Reproduction of the water vole

Male aquatic voles continually compete for intercourse with females. This specimen has one mating season per year, which usually runs from the beginning of spring (April / March) to the end of summer / beginning of autumn (August / October). During this period, water voles can have up to four litters with an average number of four to six little ones each. The gestation period is short, 21 days. The weight of the newborn is usually 5 g, with the pups opening their eyes about 5 days, and weaning occurs 14 to 21 days after birth. Sexual maturity is reached during the first summer, if born at the beginning of the season, or in the following mating season if after.

How long do aquatic voles live

Aquatic voles have a short lifespan and have a high mortality rate in their first year of life. They can live up to 5 years in captivity, but the average lifespan in the wild is less than a year.

Behavior of aquatic voles

Although they sometimes live in close proximity to large numbers of other individuals, water voles tend to live in smaller family units, usually made up of several individuals. Usually in these family units there is the adult generation and up to two generations of young people. Water voles are active mainly during the day or at sunset and sunrise. Furthermore, water voles tend to limit the extent of their activity to a certain range.

Feeding habits of the water vole

There aquatic vole diet it is mainly composed of various forms of vegetation, which includes different types of herbs and sometimes fruits and seeds. Water voles also feed on the roots of some plants, causing extensive damage to the roots and sometimes the destruction of crops. In addition to vegetation, water voles sometimes supplement their diet with water snails, freshwater mussels and shellfish.

In winter, water voles usually keep at least one chamber in the burrow as a place to store grass and other foods to feed on during the lean winter months. They will not support themselves entirely from this warehouse and, therefore, will continue to search for food during the winter.

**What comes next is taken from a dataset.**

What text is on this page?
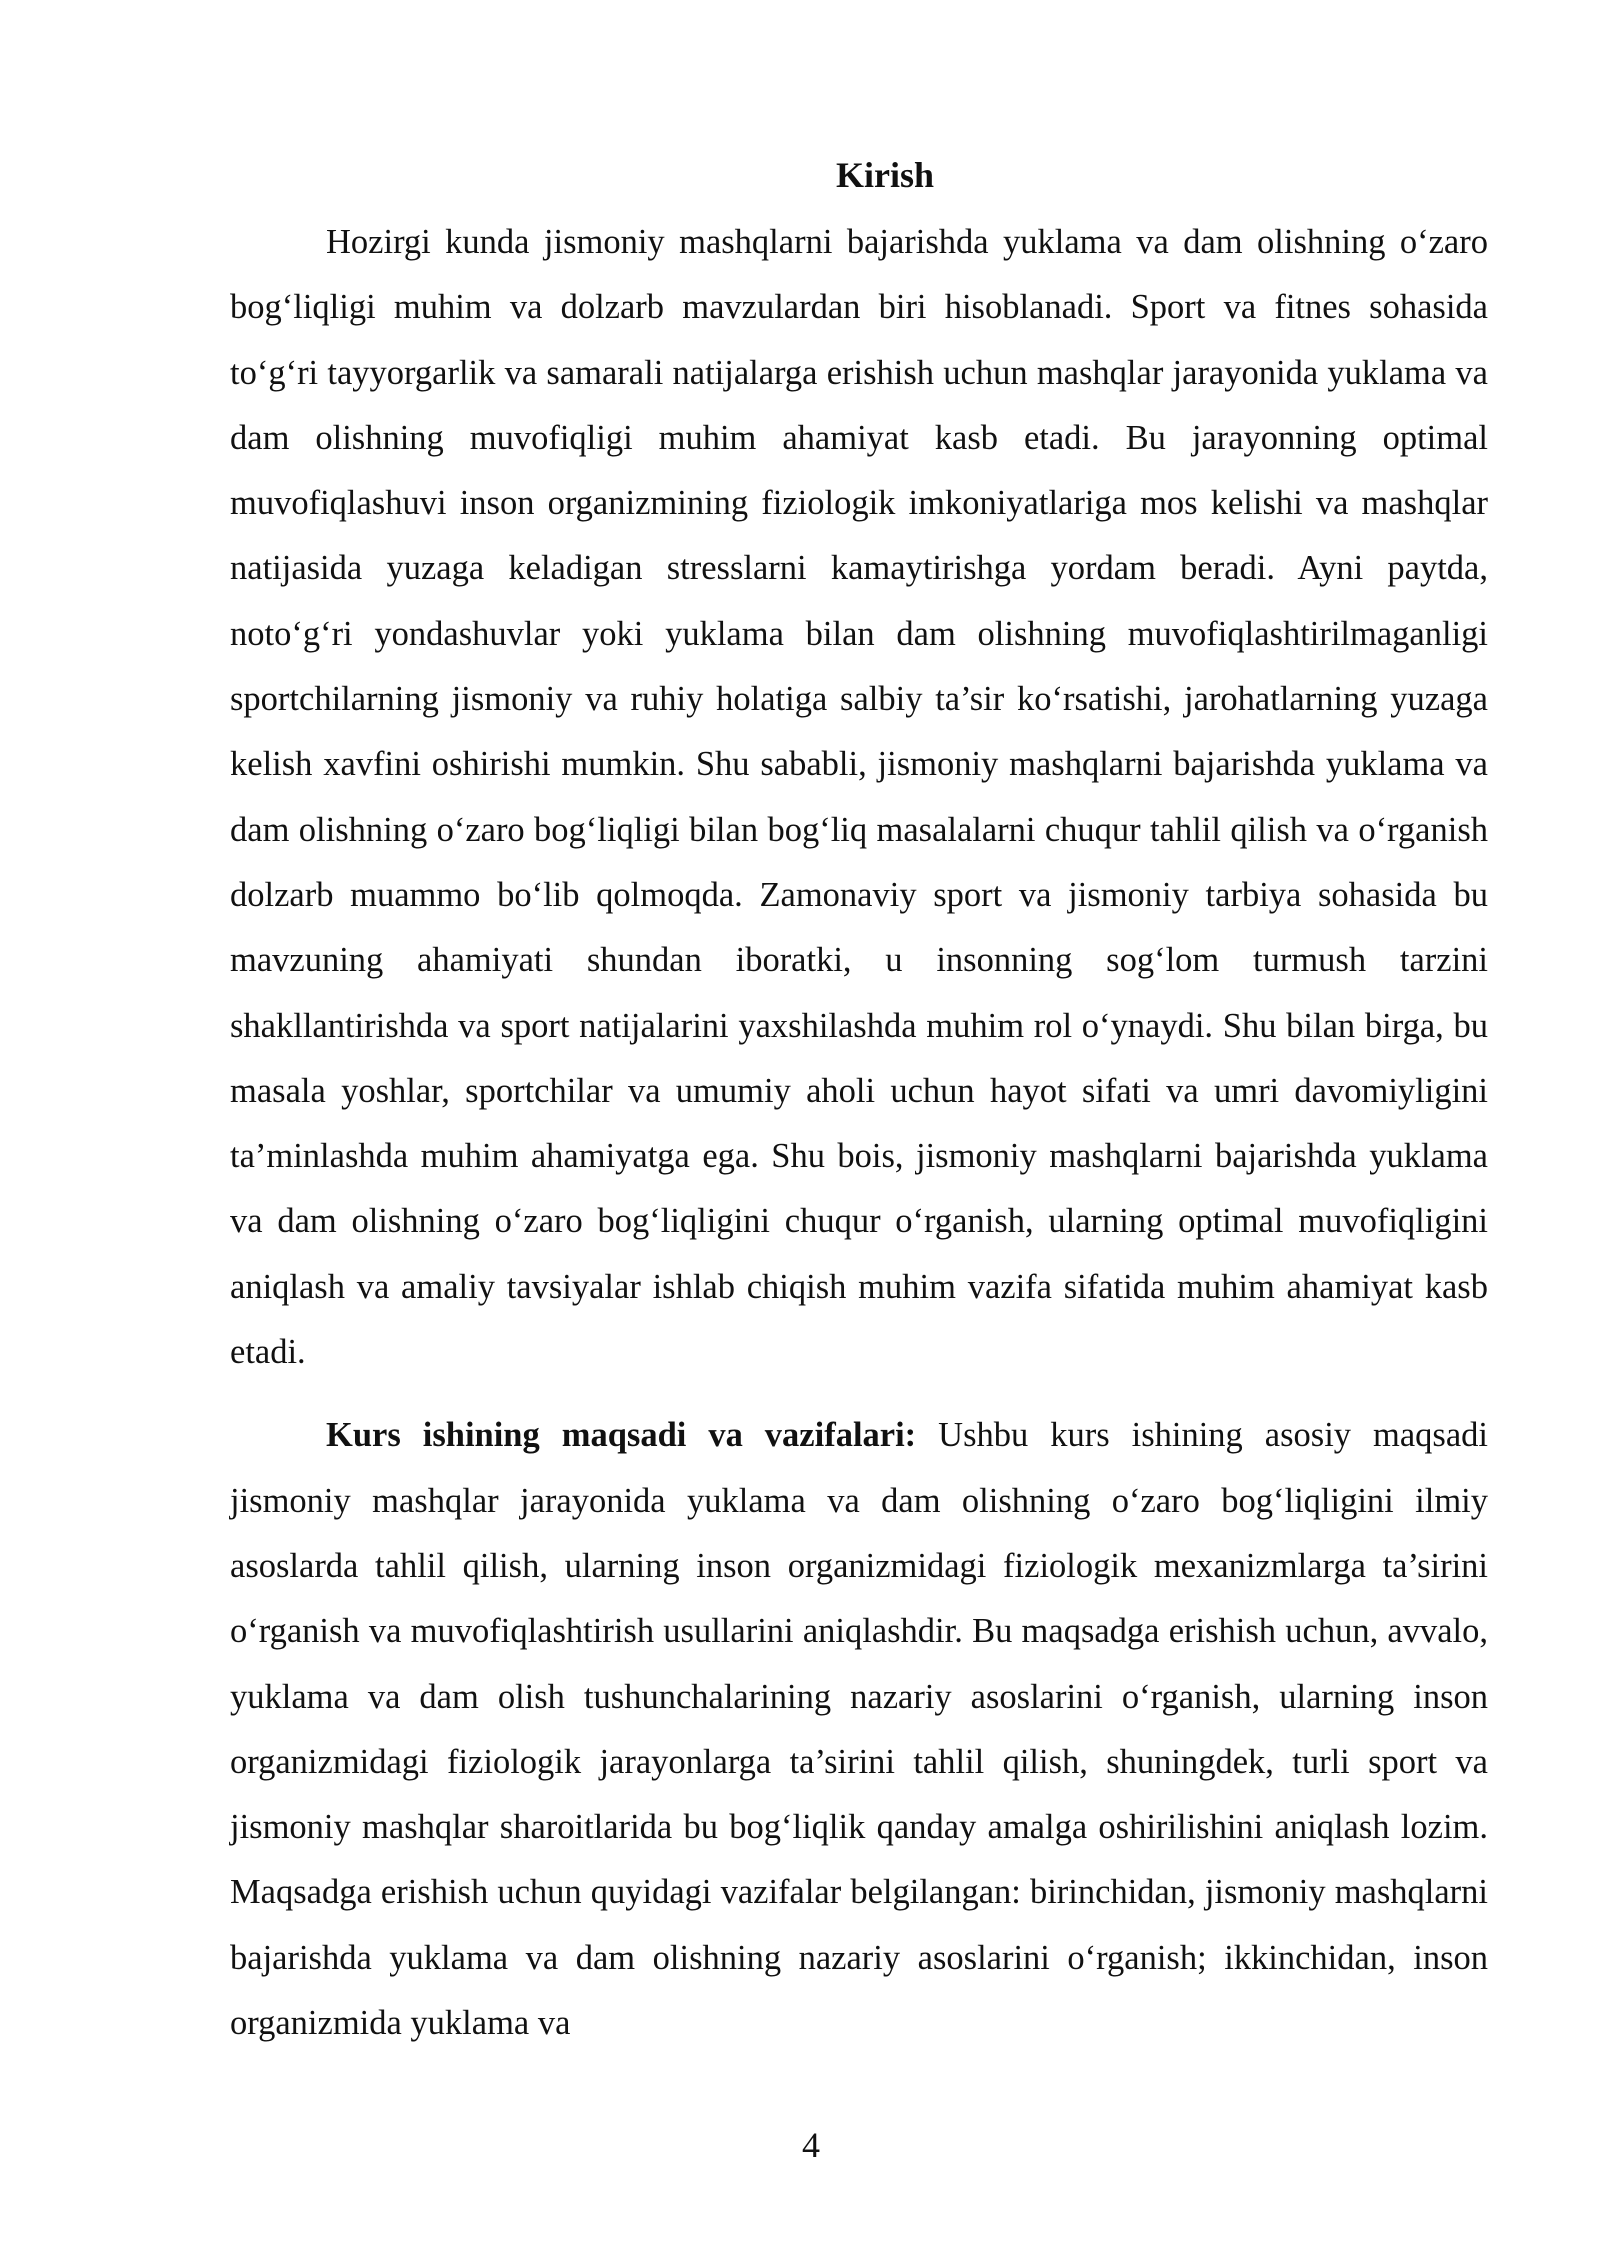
Kirish

Hozirgi kunda jismoniy mashqlarni bajarishda yuklama va dam olishning o‘zaro bog‘liqligi muhim va dolzarb mavzulardan biri hisoblanadi. Sport va fitnes sohasida to‘g‘ri tayyorgarlik va samarali natijalarga erishish uchun mashqlar jarayonida yuklama va dam olishning muvofiqligi muhim ahamiyat kasb etadi. Bu jarayonning optimal muvofiqlashuvi inson organizmining fiziologik imkoniyatlariga mos kelishi va mashqlar natijasida yuzaga keladigan stresslarni kamaytirishga yordam beradi. Ayni paytda, noto‘g‘ri yondashuvlar yoki yuklama bilan dam olishning muvofiqlashtirilmaganligi sportchilarning jismoniy va ruhiy holatiga salbiy ta’sir ko‘rsatishi, jarohatlarning yuzaga kelish xavfini oshirishi mumkin. Shu sababli, jismoniy mashqlarni bajarishda yuklama va dam olishning o‘zaro bog‘liqligi bilan bog‘liq masalalarni chuqur tahlil qilish va o‘rganish dolzarb muammo bo‘lib qolmoqda. Zamonaviy sport va jismoniy tarbiya sohasida bu mavzuning ahamiyati shundan iboratki, u insonning sog‘lom turmush tarzini shakllantirishda va sport natijalarini yaxshilashda muhim rol o‘ynaydi. Shu bilan birga, bu masala yoshlar, sportchilar va umumiy aholi uchun hayot sifati va umri davomiyligini ta’minlashda muhim ahamiyatga ega. Shu bois, jismoniy mashqlarni bajarishda yuklama va dam olishning o‘zaro bog‘liqligini chuqur o‘rganish, ularning optimal muvofiqligini aniqlash va amaliy tavsiyalar ishlab chiqish muhim vazifa sifatida muhim ahamiyat kasb etadi.

Kurs ishining maqsadi va vazifalari: Ushbu kurs ishining asosiy maqsadi jismoniy mashqlar jarayonida yuklama va dam olishning o‘zaro bog‘liqligini ilmiy asoslarda tahlil qilish, ularning inson organizmidagi fiziologik mexanizmlarga ta’sirini o‘rganish va muvofiqlashtirish usullarini aniqlashdir. Bu maqsadga erishish uchun, avvalo, yuklama va dam olish tushunchalarining nazariy asoslarini o‘rganish, ularning inson organizmidagi fiziologik jarayonlarga ta’sirini tahlil qilish, shuningdek, turli sport va jismoniy mashqlar sharoitlarida bu bog‘liqlik qanday amalga oshirilishini aniqlash lozim. Maqsadga erishish uchun quyidagi vazifalar belgilangan: birinchidan, jismoniy mashqlarni bajarishda yuklama va dam olishning nazariy asoslarini o‘rganish; ikkinchidan, inson organizmida yuklama va

4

In this regard, we remind you that aquatic voles will love to seek safety in their burrows and will limit their movements mainly to areas of dense vegetative cover to avoid predation. Their prodigious reproduction rates generally help keep populations viable under the stress of predation by natural predators.

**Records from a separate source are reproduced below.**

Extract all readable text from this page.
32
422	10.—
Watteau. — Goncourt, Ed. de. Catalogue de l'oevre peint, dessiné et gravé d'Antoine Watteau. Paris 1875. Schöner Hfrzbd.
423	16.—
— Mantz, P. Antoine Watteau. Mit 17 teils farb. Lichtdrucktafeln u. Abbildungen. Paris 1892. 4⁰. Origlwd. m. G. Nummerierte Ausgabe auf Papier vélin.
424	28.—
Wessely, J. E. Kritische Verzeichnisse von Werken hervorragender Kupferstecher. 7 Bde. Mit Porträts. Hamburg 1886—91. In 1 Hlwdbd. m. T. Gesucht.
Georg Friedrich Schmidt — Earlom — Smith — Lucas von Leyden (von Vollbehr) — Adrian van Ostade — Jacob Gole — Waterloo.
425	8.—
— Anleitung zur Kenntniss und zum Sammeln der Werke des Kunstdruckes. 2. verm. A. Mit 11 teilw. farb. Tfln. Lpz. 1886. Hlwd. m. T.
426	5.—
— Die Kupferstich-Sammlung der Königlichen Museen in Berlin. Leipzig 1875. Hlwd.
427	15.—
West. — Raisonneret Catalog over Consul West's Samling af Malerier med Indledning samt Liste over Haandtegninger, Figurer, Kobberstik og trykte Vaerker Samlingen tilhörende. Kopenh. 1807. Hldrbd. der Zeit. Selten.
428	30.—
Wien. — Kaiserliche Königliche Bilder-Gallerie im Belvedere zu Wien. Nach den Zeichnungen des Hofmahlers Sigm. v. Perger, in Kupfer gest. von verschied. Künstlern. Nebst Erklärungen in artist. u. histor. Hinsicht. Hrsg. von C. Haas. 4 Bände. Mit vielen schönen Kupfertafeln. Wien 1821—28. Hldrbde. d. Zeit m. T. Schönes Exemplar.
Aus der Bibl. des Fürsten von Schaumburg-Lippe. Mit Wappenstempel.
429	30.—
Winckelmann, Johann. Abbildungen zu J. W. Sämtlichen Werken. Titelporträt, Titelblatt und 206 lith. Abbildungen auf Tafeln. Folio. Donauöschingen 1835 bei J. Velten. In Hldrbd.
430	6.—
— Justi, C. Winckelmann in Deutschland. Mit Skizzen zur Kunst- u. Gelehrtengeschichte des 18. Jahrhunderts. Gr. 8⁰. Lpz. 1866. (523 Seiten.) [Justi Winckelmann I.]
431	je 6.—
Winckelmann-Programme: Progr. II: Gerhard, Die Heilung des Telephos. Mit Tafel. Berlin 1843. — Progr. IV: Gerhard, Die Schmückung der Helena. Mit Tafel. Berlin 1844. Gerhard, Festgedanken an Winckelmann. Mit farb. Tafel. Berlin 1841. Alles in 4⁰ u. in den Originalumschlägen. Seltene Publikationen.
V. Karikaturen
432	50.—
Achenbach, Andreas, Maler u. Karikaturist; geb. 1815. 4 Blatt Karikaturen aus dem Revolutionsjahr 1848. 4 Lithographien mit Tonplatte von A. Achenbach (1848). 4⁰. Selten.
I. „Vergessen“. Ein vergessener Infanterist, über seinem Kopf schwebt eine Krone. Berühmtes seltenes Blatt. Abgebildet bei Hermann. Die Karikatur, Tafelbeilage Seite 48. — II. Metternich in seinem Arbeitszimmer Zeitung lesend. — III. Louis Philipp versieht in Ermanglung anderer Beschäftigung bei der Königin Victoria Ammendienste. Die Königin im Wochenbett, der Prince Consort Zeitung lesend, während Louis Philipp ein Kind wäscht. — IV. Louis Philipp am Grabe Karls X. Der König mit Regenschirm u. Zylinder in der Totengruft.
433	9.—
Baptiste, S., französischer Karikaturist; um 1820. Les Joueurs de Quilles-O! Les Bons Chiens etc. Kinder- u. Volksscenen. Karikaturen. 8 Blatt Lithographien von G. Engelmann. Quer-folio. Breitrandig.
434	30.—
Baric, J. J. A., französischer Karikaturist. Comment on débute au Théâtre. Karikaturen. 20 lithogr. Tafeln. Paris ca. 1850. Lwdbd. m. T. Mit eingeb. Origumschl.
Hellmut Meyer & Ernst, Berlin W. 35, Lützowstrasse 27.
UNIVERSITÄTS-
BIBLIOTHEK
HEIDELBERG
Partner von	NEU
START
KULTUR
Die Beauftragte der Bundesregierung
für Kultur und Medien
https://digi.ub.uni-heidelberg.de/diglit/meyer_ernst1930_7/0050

In general, aquatic voles are an important base of prey for many small and medium-sized predators. They are also important in the nutrient cycle through their digging and grazing activities in the ecosystems they live in.

Aquatic voles and man

Although their economic benefit to humans is somewhat limited, in some regions (such as the one once occupied by the former Soviet Union), water voles are hunted for their fur.

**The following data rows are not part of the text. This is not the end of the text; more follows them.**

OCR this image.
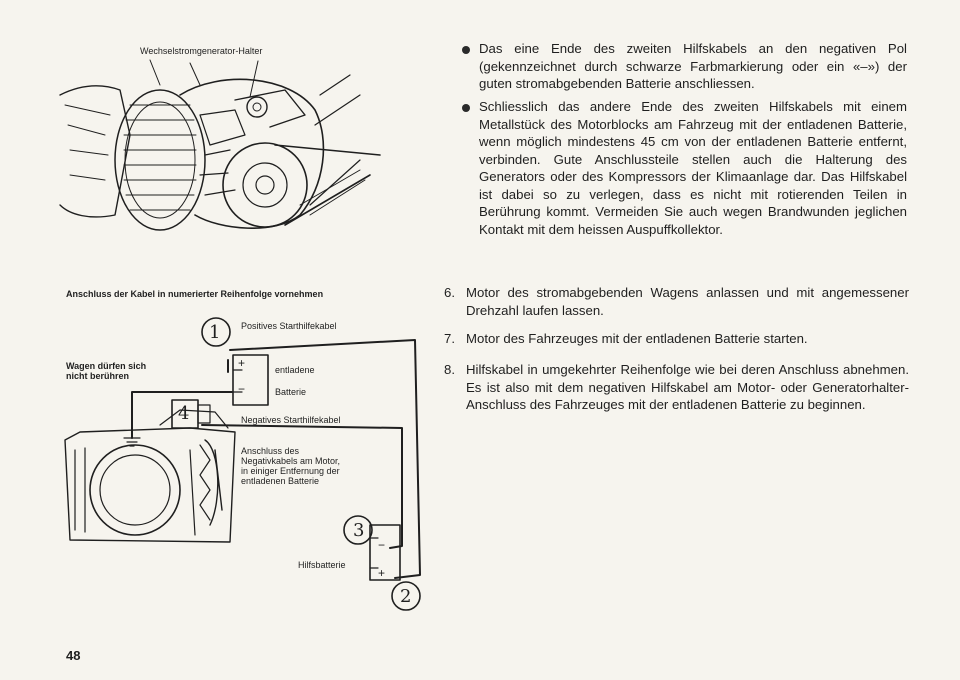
Wechselstromgenerator-Halter
Anschluss der Kabel in numerierter Reihenfolge vornehmen
Wagen dürfen sich nicht berühren
Positives Starthilfekabel
entladene
Batterie
Negatives Starthilfekabel
Anschluss des Negativkabels am Motor, in einiger Entfernung der entladenen Batterie
Hilfsbatterie
1
2
3
4
+
−
−
+
Das eine Ende des zweiten Hilfskabels an den negativen Pol (gekennzeichnet durch schwarze Farbmarkierung oder ein «–») der guten stromabgebenden Batterie anschliessen.
Schliesslich das andere Ende des zweiten Hilfskabels mit einem Metallstück des Motorblocks am Fahrzeug mit der entladenen Batterie, wenn möglich mindestens 45 cm von der entladenen Batterie entfernt, verbinden. Gute Anschlussteile stellen auch die Halterung des Generators oder des Kompressors der Klimaanlage dar. Das Hilfskabel ist dabei so zu verlegen, dass es nicht mit rotierenden Teilen in Berührung kommt. Vermeiden Sie auch wegen Brandwunden jeglichen Kontakt mit dem heissen Auspuffkollektor.
6. Motor des stromabgebenden Wagens anlassen und mit angemessener Drehzahl laufen lassen.
7. Motor des Fahrzeuges mit der entladenen Batterie starten.
8. Hilfskabel in umgekehrter Reihenfolge wie bei deren Anschluss abnehmen. Es ist also mit dem negativen Hilfskabel am Motor- oder Generatorhalter-Anschluss des Fahrzeuges mit der entladenen Batterie zu beginnen.
48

The negative economic impact of these animals on humans comes mainly from the destruction of human crops such as beans and peas. In rare circumstances they have also been known to weaken river banks due to their extensive digging. In addition to damage to crops, the vole is known to carry and sometimes transmit tularemia, a disease that mainly affects rodents and wild rabbits, but can be transmitted to humans through contact with animal flesh or tick bites.


Video: Safari Live - Day 265. National Geographic (July 2022).